Lemma : Lebesgue number
Let $(X,d)$ a compact metric space and $(U_j)_{j\in J}$ an open cover of $X$.
It exists $\lambda>0$ such as $\forall x\in X$, $\exists j_0\in J$, $B(x,\lambda)\subset U_{j_0}$.
We call $\lambda$ the Lebesgue number of the open cover.
Proof : by reductio ad absurdum, suppose that this statement is false.
Then $\forall n\in\mathbb N^*$, it exists $x_n$ such as $B(x_n,\frac{1}{n})$ isn't in any $U_j$.
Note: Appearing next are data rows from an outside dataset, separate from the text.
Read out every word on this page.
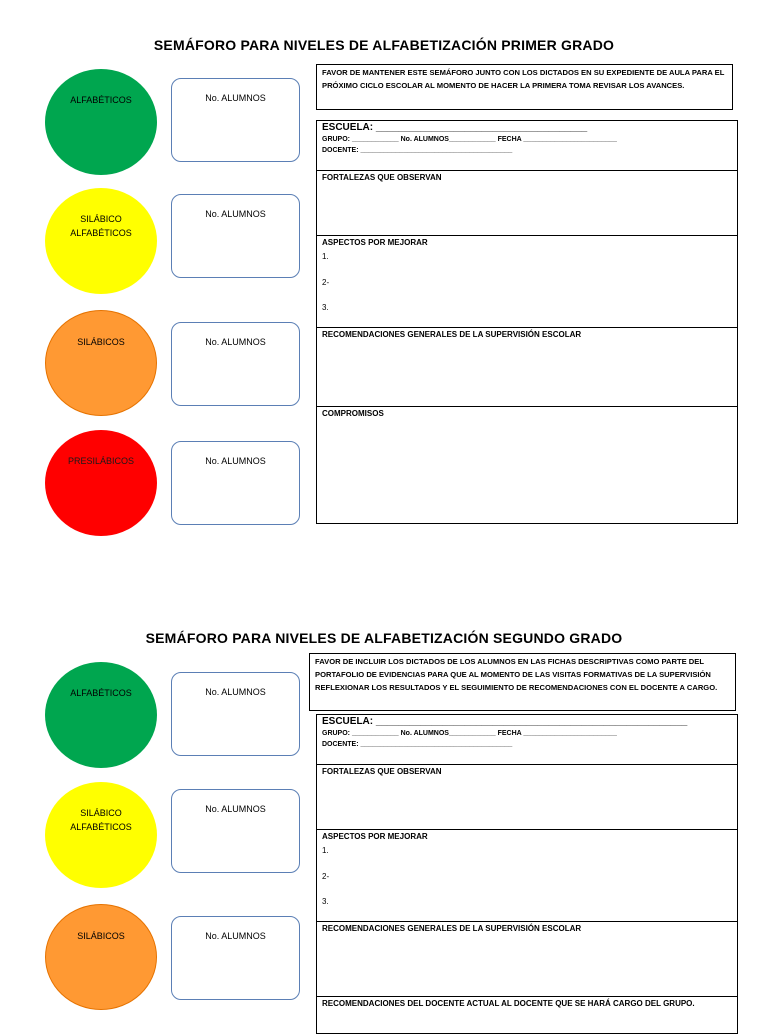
SEMÁFORO PARA NIVELES DE ALFABETIZACIÓN PRIMER GRADO
ALFABÉTICOS
SILÁBICO
ALFABÉTICOS
SILÁBICOS
PRESILÁBICOS
No. ALUMNOS
No. ALUMNOS
No. ALUMNOS
No. ALUMNOS
FAVOR DE MANTENER ESTE SEMÁFORO JUNTO CON LOS DICTADOS EN SU EXPEDIENTE DE AULA PARA EL PRÓXIMO CICLO ESCOLAR AL MOMENTO DE HACER LA PRIMERA TOMA REVISAR LOS AVANCES.
ESCUELA: ______________________________________
GRUPO: ____________ No. ALUMNOS____________ FECHA ________________________
DOCENTE: _______________________________________
FORTALEZAS QUE OBSERVAN
ASPECTOS POR MEJORAR
1.
2-
3.
RECOMENDACIONES GENERALES DE LA SUPERVISIÓN ESCOLAR
COMPROMISOS
SEMÁFORO PARA NIVELES DE ALFABETIZACIÓN SEGUNDO GRADO
ALFABÉTICOS
SILÁBICO
ALFABÉTICOS
SILÁBICOS
No. ALUMNOS
No. ALUMNOS
No. ALUMNOS
FAVOR DE INCLUIR LOS DICTADOS DE LOS ALUMNOS EN LAS FICHAS DESCRIPTIVAS COMO PARTE DEL PORTAFOLIO DE EVIDENCIAS PARA QUE AL MOMENTO DE LAS VISITAS FORMATIVAS DE LA SUPERVISIÓN REFLEXIONAR LOS RESULTADOS Y EL SEGUIMIENTO DE RECOMENDACIONES CON EL DOCENTE A CARGO.
ESCUELA: ________________________________________________________
GRUPO: ____________ No. ALUMNOS____________ FECHA ________________________
DOCENTE: _______________________________________
FORTALEZAS QUE OBSERVAN
ASPECTOS POR MEJORAR
1.
2-
3.
RECOMENDACIONES GENERALES DE LA SUPERVISIÓN ESCOLAR
RECOMENDACIONES DEL DOCENTE ACTUAL AL DOCENTE QUE SE HARÁ CARGO DEL GRUPO.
By compactness, it exists a subsequence $(x_{\varphi(n)})_n$ which converges to $x\in X$.
Let $j_0\in J$ such as $x\in U_{j_0}$. Let $\varepsilon>0$ such as $B(x,\varepsilon)\subset U_{j_0}$, then, after a certain rank, $B(x_{\varphi(n)},\frac{1}{\varphi(n)})\subset B(x,\varepsilon)\subset U_{j_0}$ and so you get a contradiction.
(First, it exists $N_0$ such as $n\ge N_0\Rightarrow\frac{1}{\varphi(n)}<\frac{\varepsilon}{2}$, next, it exists $N_1$ such as $n\ge N_1\Rightarrow\|x-x_{\varphi(n)}\|<\frac{\varepsilon}{2}$. Let $N=\max(N_0,N_1)$ and then for $n\ge N$, let $y\in B(x_{\varphi(n)},\frac{1}{\varphi(n)})$, then $\|x-y\|\le\|x-x_{\varphi(n)}\|+\|x_{\varphi(n)}-y\|\le\varepsilon$). $\blacksquare$
Your result :
By continuity, $f^{-1}(I_n)$ is an open set. Now, $f^{-1}(I_n)$ is an open cover of $K$ (Let $x \in K$, then $f(x)\in f(K)$, so it exists $n$ such as $f(x)\in I_n$ and finally $x\in f^{-1}(I_n)$), and let $\delta$ its Lebesgue number. You have your result : $\forall x\in K$, it exists $n\in\mathbb N$, such as $(x-\delta,x+\delta)\subset f^{-1}(I_n)$.